I have a paper that got denied but it was about using 2AFC sorting to do this instead of elo. It has a defined end unlike elo scores. The code is on my github and focuses on humans sorting images but basically if you have a python sort function, you put your comparison as the key instead of assigning the comparison a numeric score. Then the algorithm does the rest
It was actually done to counter Elo based approaches so there's some references in the readme on how to prove who's better. I haven't run this code in 5 years and haven't developed on it in maybe 6, but I can probably fix any issues that come up. My co-author looks to have diverged a bit.
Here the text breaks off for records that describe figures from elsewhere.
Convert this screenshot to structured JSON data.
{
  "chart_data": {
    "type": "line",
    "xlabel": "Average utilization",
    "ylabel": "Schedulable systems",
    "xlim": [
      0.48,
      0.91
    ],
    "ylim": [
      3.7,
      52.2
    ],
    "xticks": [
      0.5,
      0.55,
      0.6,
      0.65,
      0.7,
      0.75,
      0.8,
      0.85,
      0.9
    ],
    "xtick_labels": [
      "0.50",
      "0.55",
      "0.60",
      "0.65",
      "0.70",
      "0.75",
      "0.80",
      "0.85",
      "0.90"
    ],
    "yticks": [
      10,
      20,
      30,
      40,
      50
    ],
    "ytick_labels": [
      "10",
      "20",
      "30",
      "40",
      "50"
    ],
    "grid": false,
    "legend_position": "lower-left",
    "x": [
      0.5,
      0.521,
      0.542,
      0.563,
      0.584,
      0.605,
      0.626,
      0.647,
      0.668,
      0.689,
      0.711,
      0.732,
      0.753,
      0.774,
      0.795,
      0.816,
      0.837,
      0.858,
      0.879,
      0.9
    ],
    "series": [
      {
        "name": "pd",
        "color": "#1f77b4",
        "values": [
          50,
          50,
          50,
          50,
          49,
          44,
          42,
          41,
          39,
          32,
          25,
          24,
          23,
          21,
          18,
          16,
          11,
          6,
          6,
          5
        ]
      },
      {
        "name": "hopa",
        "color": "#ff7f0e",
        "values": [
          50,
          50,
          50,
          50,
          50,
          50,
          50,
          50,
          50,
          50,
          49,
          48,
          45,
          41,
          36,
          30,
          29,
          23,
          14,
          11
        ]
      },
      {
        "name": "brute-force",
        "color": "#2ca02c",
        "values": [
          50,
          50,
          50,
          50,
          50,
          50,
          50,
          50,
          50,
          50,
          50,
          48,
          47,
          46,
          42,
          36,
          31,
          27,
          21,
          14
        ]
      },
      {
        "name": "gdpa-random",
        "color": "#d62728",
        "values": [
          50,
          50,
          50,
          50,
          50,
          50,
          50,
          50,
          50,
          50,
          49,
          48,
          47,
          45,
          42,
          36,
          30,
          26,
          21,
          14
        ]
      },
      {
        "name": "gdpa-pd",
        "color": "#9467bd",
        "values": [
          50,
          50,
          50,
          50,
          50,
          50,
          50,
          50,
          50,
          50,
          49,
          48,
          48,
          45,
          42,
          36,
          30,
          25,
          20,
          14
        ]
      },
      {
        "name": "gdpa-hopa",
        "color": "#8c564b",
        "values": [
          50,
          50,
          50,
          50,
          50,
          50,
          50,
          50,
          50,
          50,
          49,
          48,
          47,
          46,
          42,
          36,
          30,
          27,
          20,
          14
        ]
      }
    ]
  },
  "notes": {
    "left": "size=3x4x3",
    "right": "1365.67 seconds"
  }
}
Haven't checked out his code. https://github.com/FrankWSamuelson/merge-sort . There may also be a fork by the FDA itself, not sure. This work was done for the FDA's medical imaging device evaluation division
I was going to mention this approach as well. The problem with the OP is that it has assumption bias and the entire chain is based on that assumption. It’s novel. But the original idea was to more evenly distribute scores so you can find real relevance and I think 2AFC is better. But I don’t have time to verify and post a paper about it.
It's probably because that's what we used, but nAFC has been my go-to since I first learned about it. Literally any time there's a ranking, even for dumb stuff like tier list videos on YouTube, they're too arbitrary. Ok you ranked this snack an 8/10. Based on what? And then they go back and say "actually I'm going to move that to a 7". AFC fixes all of that.